Rivieren zijn leuk om op te varen of in te zwemmen. En ook heel handig voor het vervoeren per schip van goederen en mensen. Maar als het veel regent of hard stormt, kunnen rivieren ook heel gevaarlijk zijn. Het water komt dan soms zo hoog dat dijken doorbreken of overstromen. Vroeger kwam dit vaak voor. Het hele Land van Heusden en Altena kwam dan onder water te staan. Mensen moesten vluchten. Dieren verdronken en huizen werden verwoest. De gewassen op het land waren niet meer te eten. De mensen vonden dat natuurlijk niet fijn. Ze vroegen aan de regering in Den Haag om hier wat aan te doen. Het duurde heel lang voordat er naar hen werd geluisterd. Pas toen er weer een grote overstroming was, werd er serieus werk van gemaakt. In 1883 kwam een plan klaar om het water in de rivier veel sneller naar zee af te voeren. Om dat voor elkaar te krijgen werden de rivieren Maas en Waal die bij Woudrichem samen komen, van elkaar gescheiden. In Andel werd een dam gelegd met daarin een sluis. Die sluis is nodig voor de schepen die bijvoorbeeld van Rotterdam naar Den Bosch varen. Voor die tijd was de sluis een technisch hoogstandje. Nu begrijp je waarom de rivier de Maas hier ‘Afgedamde Maas’ heet.

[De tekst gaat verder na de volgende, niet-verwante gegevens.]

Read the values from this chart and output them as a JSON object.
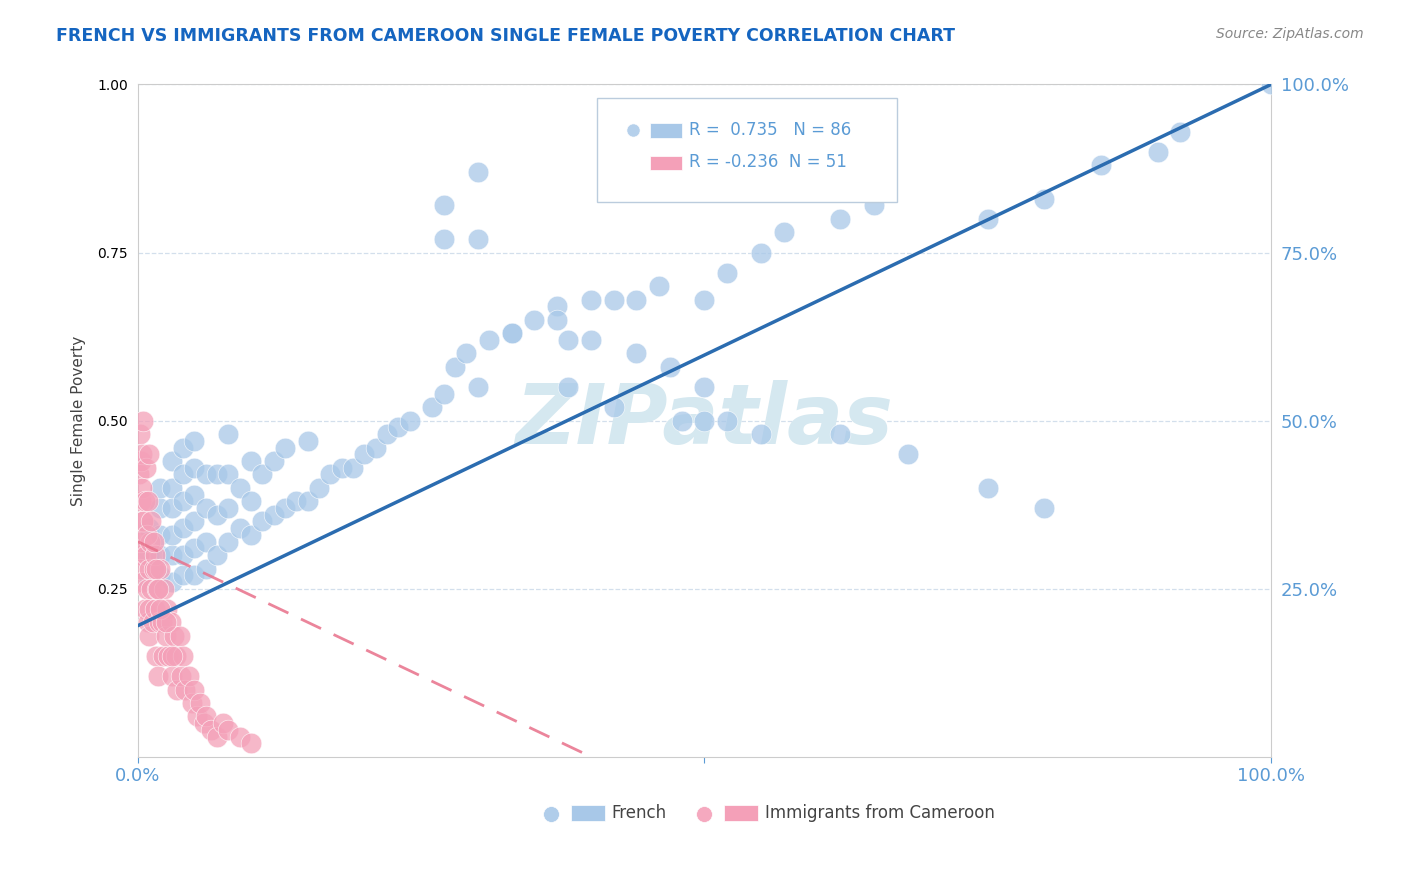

Het maken van een dam met een sluis is een hele klus, maar nog veel meer werk is het graven van een nieuwe rivier: de Bergsche Maas. Die begint vlakbij Heusden en loopt tot Geertruidenberg. Daar mondt de Bergsche Maas uit in de rivier Amer. De nieuwe rivier is vijfentwintig kilometer lang. Omdat de Bergsche Maas recht en breed is, kan het water veel sneller naar zee stromen. Een natuurlijke rivier kronkelt, meanderen wordt dat ook wel genoemd. Door dat slingeren, stroomt het water er niet zo snel doorheen. In 1888 wordt met het graven van de nieuwe rivier begonnen. Otto, de vader van Gijs uit Andel graaft ook mee. Dat gebeurt met machines, maar ook met de hand. Het graven is een ontzettend groot karwei. ‘Het ziet er zwart van de mensen’, vertelt vader aan Gijs. ‘Wel duizend mensen werken er aan mee.’ Het is zwaar werk. Als Otto thuiskomt is hij doodmoe. Niet zo vreemd, want hij werkt soms wel 16 uur op een dag! Het graven van de Bergsche Maas heeft ook grote gevolgen voor de mensen die er in de buurt wonen. Twee dorpen, Hagoort en Gansoijen, verdwijnen door het graven van de rivier. De akkers van boeren worden door de nieuwe rivier doorsneden. Er komen veerponten: tussen Drongelen en Waalwijk, Dussen en Capelle en tussen Bern en Herpt. Omdat het voor de bewoners toch lastig is om van de ene naar de andere plaats te komen, belooft de regering dat ze voor het overvaren niet hoeven te betalen. Dat hoeft nu nog steeds niet. Tussen Wijk en Aalburg en Heusden komt een brug in plaats van een pont.
De enorme klus is in 1904 klaar. Op donderdag 18 augustus komt koningin Wilhelmina de Bergsche Maas officieel openen. Corrie, het zusje van Gijs, is heel erg zenuwachtig. Zij mag een bosje bloemen aan de koningin geven. Het is wel jammer dat het die dag slecht weer is. Veel versieringen waaien kapot. Het duurt nog even voordat de koningin en haar man Hendrik in Andel zijn. Eerst bezoeken ze Heusden en dan varen ze met een groot gezelschap over de Afgedamde Maas naar Andel. De sluis die daar in de dam is gemaakt, wordt naar de koningin vernoemd en heet Wilhelminasluis. Er is een hele grote gedenksteen neergezet. ´Ter gedenking van de scheiding van Maas en Waal´ staat erop. Als de koningin van de boot afstapt, mag Corrie haar het boeketje geven. De koningin bedankt haar voor de mooie bloemen. En van prins Hendrik krijgt Corrie een knipoog! De grote mensen lopen naar het monument. Daar houdt de koningin een toespraak. Ze vertelt dat deze steen iedereen aan het reusachtige werk zal herinneren dat hier verricht is om de streek van het water te verlossen. Daar weten Corrie en Gijs alles van. Ze zijn apetrots dat hun vader er aan meegewerkt heeft.